It’s been warm, and that means consumers have been buying more drinks, at least in convenience.
That’s the topline takeaway from a note supplied by Bonnie Herzog, managing director of beverage, tobacco and consumer research for Wells Fargo Securities. Today Herzog released research derived from a poll of beverage retailers.The survey represents “tens of thousands of convenience store locations across the country” and offers some interesting insights into the overall performance of many individual beverage categories.
Here are some of the key macro-trends, according to Herzog’s report:
Energy volume is growing at the expense of CSD volume.
- Pricing is up 2 to 3 percent in convenience (“it appears that retailers are generally succeeding in passing through price increases, as… over half of the retailers increased their prices anywhere from 1 to 3 percent and higher).

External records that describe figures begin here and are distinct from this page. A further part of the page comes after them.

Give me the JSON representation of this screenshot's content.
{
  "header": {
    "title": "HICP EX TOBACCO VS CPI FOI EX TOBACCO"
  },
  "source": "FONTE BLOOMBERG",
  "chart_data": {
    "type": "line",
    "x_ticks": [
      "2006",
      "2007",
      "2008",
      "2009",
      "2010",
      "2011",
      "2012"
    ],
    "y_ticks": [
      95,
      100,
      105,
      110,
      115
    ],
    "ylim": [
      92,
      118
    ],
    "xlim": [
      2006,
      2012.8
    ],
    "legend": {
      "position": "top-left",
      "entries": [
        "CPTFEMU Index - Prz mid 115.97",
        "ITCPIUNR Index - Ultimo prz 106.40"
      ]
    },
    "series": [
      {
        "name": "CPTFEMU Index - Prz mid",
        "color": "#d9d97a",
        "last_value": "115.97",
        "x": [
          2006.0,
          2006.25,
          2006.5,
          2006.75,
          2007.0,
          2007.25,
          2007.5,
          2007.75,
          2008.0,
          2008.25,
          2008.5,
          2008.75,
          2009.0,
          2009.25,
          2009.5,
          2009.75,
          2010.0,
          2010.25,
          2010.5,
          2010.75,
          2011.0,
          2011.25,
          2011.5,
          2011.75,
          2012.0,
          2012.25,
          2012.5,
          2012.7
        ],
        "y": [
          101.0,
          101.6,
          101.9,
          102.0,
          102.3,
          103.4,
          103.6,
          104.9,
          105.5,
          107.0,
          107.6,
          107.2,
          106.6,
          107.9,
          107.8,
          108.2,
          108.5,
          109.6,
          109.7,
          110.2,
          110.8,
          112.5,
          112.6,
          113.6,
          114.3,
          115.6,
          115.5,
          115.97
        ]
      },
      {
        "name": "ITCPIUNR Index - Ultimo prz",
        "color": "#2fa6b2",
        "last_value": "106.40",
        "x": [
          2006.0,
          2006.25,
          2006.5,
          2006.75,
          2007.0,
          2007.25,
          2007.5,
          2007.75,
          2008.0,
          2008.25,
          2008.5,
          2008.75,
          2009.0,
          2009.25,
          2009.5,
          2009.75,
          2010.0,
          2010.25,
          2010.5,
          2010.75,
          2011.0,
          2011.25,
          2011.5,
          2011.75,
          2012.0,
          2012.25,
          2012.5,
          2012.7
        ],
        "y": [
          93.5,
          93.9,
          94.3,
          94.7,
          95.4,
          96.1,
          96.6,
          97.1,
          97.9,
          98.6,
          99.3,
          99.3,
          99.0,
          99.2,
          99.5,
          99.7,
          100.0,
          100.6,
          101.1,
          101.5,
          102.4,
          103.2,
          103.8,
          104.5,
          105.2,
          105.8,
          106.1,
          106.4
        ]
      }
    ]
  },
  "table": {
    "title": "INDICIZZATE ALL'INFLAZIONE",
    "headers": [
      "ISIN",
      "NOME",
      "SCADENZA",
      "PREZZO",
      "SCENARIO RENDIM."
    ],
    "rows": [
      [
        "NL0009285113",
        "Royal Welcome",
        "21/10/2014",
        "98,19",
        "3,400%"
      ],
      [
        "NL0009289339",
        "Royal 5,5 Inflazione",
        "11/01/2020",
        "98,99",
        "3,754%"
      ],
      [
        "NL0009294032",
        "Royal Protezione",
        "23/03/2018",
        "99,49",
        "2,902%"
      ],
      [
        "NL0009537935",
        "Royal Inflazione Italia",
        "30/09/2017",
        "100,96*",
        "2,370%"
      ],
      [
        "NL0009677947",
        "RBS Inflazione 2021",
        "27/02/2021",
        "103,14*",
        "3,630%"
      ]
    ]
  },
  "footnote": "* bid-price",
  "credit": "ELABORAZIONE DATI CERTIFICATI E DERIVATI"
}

- That noted, however, Herzog wrote that the 12.5 oz. Coca-Cola “hand-held” package isn’t pleasing retailers yet at a typical $0.89 price point – it creates lower penny profit – although that price may migrate upwards along with the rest of the Coke pricing architecture.
- The Gatorade DSD experiment has thus far been a win for PepsiCo (“Many retailers reported positive momentum for the brand,” according to Herzog). Pepsi NEXT, however, has not (“While still early, the initial reaction to Pepsi Next from our survey respondents was uninspiring. The general view is that the product isn’t receiving additional cold vault space despite expectations for heavy promotional activity to generate solid sales velocity.”)
- Monster Rehab continues to be a big opportunity for the company – it represents between 6 and 20 percent of the Monster energy volume for nearly 60 percent of the respondents — and Monster overall has been well-supported in its distribution relationship with Coca-Cola Refreshments.